Se pasaba por alto por alto con esta engañifa la evidencia de que la droga había supuesto una escabechina, una matanza, en Galicia, en Cádiz, en Barcelona, en Valladolid. En Madrid, ni te cuento las bajas; en Valencia, en Santander, en Barcelona, en Málaga…y en todas las ciudades españolas en las que están ustedes pensando y acordándose de un amigo, un vecino, un familiar, muerto por la cosa de la droga en los setenta y ochenta, cuando todo era posible y nada tenía consecuencias. Otra información que me tocó cubrir: Fausto Galende, un drogota, también de Pasajes, atrincherado en un balcón, pidiendo droga como un poseso. Los etarras, que tenían la planificación de todos los miedos muy organizados, montaron una asociación que se llamaba Askagintza, para luchar contra la droga, buscar un culpable español y ofrecerse como solución nacionalvasca. La llevaba un sujeto del Ayuntamiento de Hernani (Guipuzkoa), Txus Congil, se llamaba. Por allí pululaba un tal Balentxi, cura tripontzi, que explicaba a las madres de los drogotas que el problema de la droga era por culpa de España. Se lo decía Balentxi en la antesala de los juicios que se hacían en la Audiencia provincial de Guipúzcoa y yo ‘cubría’ cuando estaba en EFE.

Balentxi iba en bici, con unas espuelas en los pantalones, para no mancharse de grasa, y luego ejercía como cura, con uniforme de cura, en los funerales de etarras, pongamos el de Bakarne Arzellus, cuando a los etarras les dio por tirotear los llamados ‘intereses franceses’ y lo mismo asesinaban a los policías españoles de marrón, los que custodiaban a los camiones franceses en Irún, que ponían bombas en los concesionarios de vehículos franceses, el de Peugeot de la calle Prim, de San Sebastián, por el que tantas veces he pasado. En fin, que mataban a Ángel Facal Soto, de raigambre gallega, hijo de los que llevaban el gasolino, el barco que unía los dos Pasajes, un pobrecillo que consumía droga todos los días con bocata de tortilla y que su leve trapicheo consistía en conseguir droga, un poco, para consumir droga, un poco. Cuando le mataron, su cadáver de barba rubia, con los hombros encajados en su cuerpo encorvado, con su ropa humilde y su charco de sangre, su cadáver rodeado de críos que jugaban. La Idoia López Riaño, alias “Tigresa”; su pareja de entonces, un etarra que luego huyó a Venezuela, formaron el comando Oker, que lo mismo asesinaba a Facal que daba un ‘palo’ a una caja de ahorros. Con los atracos, el comando se montaba un piso con moqueta.

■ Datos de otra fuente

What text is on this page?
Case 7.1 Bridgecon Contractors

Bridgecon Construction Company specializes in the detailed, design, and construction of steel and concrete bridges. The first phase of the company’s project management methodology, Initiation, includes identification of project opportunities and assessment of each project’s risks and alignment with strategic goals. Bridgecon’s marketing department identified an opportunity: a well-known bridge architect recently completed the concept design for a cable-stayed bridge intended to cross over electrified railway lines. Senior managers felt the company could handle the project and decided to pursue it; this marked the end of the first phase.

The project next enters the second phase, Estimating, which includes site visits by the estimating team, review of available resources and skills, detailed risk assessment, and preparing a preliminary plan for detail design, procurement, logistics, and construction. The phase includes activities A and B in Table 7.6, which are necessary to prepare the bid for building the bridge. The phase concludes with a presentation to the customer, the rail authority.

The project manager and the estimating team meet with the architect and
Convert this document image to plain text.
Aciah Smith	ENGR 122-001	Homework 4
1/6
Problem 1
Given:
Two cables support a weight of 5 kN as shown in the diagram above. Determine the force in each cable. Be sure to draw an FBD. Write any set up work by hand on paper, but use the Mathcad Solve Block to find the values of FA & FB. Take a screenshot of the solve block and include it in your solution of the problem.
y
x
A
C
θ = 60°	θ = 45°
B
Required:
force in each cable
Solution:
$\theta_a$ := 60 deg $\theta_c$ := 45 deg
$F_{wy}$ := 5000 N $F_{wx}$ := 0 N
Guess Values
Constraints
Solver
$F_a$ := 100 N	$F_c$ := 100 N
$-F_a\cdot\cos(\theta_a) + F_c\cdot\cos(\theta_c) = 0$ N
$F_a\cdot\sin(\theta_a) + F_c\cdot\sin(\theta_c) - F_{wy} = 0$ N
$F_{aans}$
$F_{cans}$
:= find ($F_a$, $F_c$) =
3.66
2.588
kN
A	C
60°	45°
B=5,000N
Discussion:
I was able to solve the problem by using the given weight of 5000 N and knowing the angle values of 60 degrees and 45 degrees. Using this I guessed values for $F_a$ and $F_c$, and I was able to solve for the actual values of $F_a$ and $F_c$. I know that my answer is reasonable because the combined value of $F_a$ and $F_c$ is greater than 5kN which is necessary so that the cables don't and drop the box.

Gentuza, gentuza asesina, que se vendían como arregladores del terrorífico problema de las drogas que devastó a miles de jóvenes en toda España en los años ochenta y noventa, que las madres vascas, ni del resto de España, no sabían lo que era; supuestos arregladores a base de matar a paupérrimos consumidores, indefensos y rutinarios. El idiota moral, siempre de guardia, nos dice ahora desde Madrid que la droga la metía la poli para neutralizar a los borrokas vascos. Posverdad que a base de repetirse aspira a buscar un culpable y alzarse como cierta. La droga se llevó por delante la vida de miles de jóvenes españoles en toda España, con independencia de su lugar de nacimiento.